You know a company’s culture is suffering when you hear the CEO or senior executives say the best way to develop a “Speak Up” culture is to just tell all the employees “we want to hear from you.” I am an advocate for simplicity but sometimes simplicity can slip into stupidity.
A “Speak Up” culture requires a commitment to a number of important principles and functions. Employees will report misconduct when they trust the company’s system. In order to earn the “trustworthy” badge, a system has to operate fairly and in a timely manner.
One important principle for a fair internal justice program is transparency. When employees see that a system is structured fairly with defined standards and procedures, they will gain comfort. A system that defines standards and procedures can gain credibility. In operation, of course, the justice system has to resolve cases in a timely manner and treat similarly situated cases the same. Additionally, the system must be perceived as treating whistleblowers fairly.
There are two key requirements for building a transparent system.
First, the company has to establish an oversight committee, consisting of key stakeholders, to manage the internal investigation system and dispense justice by ensuring consistency in the resolution of cases. Internal investigators should not resolve a case. Their job is to determine if the allegations are substantiated. If they are, the committee should decide on the punishment.
The committee can set out factors that it weighs when deciding cases – such as length of service at the company, egregiousness of the violation, prior violations, amount of money involved (if theft or other misconduct), impact on the company’s reputation, and other factors.
Second, the company should describe its internal investigation procedures so that everyone understands what rights they have and how the internal investigation function will operate. The description of procedures should be made available to everyone on an Intranet portal and publicized so that employees understand how a complaint is handled and the steps involved in the internal investigation.
One of the key areas to describe is how the company intends to treat complainants/whistleblowers, how much information will be disclosed to the complainant/whistleblower, and what remedies the complainant/whistleblower may have during and at the end of the process.
A transparent system, however, must not cross the line and improperly intrude on employees’ privacy rights. Here is where the issues can get very tricky.
One the one hand, companies may want to demonstrate they have a fair system that imposes discipline in appropriate cases by describing generally actions taken against employees. For example, the company may want to disclose that seven employees were terminated or suspended for theft of company property.

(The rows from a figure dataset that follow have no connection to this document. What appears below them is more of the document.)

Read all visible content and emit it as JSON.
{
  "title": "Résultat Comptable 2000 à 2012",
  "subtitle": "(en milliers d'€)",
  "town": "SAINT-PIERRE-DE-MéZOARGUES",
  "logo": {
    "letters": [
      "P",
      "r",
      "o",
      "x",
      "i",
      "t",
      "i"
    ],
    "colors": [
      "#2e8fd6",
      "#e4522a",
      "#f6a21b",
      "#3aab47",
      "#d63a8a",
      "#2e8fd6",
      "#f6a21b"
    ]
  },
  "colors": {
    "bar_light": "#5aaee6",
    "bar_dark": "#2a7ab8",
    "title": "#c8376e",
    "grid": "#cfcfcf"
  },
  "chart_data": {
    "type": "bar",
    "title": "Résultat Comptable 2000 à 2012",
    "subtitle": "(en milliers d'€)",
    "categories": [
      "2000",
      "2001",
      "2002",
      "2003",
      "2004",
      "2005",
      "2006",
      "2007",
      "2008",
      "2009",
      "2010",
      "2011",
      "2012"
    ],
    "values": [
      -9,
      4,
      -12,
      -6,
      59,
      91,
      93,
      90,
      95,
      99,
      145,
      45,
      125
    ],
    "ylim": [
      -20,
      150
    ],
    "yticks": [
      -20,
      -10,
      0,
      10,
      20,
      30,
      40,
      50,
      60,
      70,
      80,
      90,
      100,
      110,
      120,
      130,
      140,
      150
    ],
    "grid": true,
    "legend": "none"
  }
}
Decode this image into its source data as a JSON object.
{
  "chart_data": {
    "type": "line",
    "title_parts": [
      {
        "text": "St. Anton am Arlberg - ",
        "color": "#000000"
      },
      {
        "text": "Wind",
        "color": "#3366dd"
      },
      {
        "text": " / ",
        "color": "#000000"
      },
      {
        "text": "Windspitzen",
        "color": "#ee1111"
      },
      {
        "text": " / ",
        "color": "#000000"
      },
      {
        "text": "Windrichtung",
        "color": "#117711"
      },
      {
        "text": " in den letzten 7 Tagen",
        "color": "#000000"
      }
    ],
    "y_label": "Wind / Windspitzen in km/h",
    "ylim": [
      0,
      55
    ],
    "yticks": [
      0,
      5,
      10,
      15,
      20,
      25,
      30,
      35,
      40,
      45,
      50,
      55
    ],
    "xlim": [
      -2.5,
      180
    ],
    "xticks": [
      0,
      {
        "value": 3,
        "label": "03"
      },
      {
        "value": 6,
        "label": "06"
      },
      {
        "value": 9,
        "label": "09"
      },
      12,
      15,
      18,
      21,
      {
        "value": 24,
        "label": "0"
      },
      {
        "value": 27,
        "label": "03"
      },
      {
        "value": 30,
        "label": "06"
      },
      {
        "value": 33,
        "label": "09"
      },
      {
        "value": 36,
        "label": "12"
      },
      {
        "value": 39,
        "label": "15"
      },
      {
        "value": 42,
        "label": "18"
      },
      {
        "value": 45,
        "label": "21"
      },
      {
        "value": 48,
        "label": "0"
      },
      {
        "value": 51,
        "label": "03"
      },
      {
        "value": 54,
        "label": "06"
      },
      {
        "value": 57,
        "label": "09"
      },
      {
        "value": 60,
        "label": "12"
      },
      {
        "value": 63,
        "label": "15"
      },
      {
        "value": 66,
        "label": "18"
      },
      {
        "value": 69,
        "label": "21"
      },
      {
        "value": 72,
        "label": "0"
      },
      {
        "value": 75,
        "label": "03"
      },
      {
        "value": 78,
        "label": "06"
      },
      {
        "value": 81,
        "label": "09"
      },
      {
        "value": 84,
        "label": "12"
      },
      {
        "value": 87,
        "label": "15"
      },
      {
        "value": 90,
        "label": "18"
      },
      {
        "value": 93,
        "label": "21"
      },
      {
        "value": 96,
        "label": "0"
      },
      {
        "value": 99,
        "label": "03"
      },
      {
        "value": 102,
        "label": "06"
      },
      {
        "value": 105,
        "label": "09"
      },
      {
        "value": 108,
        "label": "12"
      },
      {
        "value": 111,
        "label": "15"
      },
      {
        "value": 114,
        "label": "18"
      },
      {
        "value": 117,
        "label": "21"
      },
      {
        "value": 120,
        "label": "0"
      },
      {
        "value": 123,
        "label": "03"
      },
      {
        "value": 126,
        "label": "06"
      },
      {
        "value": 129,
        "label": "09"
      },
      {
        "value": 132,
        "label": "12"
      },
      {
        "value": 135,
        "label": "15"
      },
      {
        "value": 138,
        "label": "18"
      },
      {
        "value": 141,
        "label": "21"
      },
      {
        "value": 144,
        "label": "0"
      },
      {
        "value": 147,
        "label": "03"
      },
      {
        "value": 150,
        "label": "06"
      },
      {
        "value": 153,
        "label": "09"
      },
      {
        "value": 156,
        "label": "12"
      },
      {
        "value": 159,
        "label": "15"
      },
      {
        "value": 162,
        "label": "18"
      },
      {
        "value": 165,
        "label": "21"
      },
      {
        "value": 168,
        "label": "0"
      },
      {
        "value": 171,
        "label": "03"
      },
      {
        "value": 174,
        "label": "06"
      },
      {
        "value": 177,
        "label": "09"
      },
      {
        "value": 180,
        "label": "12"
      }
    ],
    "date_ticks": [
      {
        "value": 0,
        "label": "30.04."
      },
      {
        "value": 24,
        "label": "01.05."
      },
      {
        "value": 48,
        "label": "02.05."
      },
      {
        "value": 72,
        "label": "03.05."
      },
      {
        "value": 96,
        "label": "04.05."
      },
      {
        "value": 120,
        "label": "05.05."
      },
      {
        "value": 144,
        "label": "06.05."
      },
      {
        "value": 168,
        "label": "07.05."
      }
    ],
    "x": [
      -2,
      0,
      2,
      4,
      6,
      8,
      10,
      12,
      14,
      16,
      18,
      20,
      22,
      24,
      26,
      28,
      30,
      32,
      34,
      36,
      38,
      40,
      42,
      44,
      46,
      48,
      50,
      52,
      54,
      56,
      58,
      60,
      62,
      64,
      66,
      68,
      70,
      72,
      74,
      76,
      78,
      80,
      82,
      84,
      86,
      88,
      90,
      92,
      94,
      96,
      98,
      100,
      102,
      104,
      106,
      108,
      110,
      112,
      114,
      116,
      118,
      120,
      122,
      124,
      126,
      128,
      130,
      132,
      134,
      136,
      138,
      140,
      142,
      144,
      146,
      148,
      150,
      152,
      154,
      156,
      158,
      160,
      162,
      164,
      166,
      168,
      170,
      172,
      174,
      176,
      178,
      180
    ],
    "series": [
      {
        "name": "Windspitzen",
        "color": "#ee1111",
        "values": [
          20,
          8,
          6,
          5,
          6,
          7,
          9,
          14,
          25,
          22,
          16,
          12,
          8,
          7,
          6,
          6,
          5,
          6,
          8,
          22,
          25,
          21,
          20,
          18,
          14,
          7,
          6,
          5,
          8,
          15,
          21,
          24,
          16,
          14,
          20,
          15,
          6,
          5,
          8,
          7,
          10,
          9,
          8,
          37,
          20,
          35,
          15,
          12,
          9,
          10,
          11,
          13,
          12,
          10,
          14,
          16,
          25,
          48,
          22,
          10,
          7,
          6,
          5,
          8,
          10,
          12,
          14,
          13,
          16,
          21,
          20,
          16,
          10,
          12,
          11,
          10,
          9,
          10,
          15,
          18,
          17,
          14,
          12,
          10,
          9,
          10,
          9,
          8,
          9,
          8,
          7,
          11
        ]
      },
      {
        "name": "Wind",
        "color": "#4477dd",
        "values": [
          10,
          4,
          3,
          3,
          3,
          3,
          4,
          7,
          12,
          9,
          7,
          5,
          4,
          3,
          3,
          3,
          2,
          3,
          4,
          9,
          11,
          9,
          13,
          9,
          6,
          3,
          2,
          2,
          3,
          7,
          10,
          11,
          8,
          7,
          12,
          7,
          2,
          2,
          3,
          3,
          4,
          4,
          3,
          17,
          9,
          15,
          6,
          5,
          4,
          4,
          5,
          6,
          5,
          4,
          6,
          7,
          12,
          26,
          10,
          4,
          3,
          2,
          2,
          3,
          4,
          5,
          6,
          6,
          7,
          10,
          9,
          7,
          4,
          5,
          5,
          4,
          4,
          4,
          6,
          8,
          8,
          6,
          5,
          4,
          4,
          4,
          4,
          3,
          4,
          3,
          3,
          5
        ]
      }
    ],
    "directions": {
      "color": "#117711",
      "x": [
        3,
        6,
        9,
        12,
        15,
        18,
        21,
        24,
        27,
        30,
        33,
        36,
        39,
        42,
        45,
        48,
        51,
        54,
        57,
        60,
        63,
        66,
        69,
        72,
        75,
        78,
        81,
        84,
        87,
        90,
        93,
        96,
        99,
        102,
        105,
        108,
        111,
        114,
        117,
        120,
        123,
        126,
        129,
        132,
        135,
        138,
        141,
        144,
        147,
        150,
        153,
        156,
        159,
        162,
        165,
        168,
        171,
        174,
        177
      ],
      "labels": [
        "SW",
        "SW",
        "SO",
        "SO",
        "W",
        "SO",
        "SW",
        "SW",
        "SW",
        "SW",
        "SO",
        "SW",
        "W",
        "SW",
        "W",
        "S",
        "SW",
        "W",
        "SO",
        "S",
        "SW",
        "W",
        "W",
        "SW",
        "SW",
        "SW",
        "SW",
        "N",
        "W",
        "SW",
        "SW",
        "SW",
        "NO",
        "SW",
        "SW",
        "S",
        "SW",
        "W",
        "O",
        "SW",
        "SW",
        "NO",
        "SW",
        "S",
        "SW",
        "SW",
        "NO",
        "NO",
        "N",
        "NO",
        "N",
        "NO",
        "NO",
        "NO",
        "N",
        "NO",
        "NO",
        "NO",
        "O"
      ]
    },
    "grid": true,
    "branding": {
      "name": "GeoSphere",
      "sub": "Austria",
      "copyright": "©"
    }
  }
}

On the other hand, companies do not want to disclose information from which other employees can determine the offending employee’s identity.
A transparent system also should seek to publicize success stories – where the company heard from an employee and fixed a particular problem, especially if it improved the company’s operations. Publicizing and rewarding employees who help protect the company or promote the company can be a very effective way to give employees positive reinforcement for speaking up.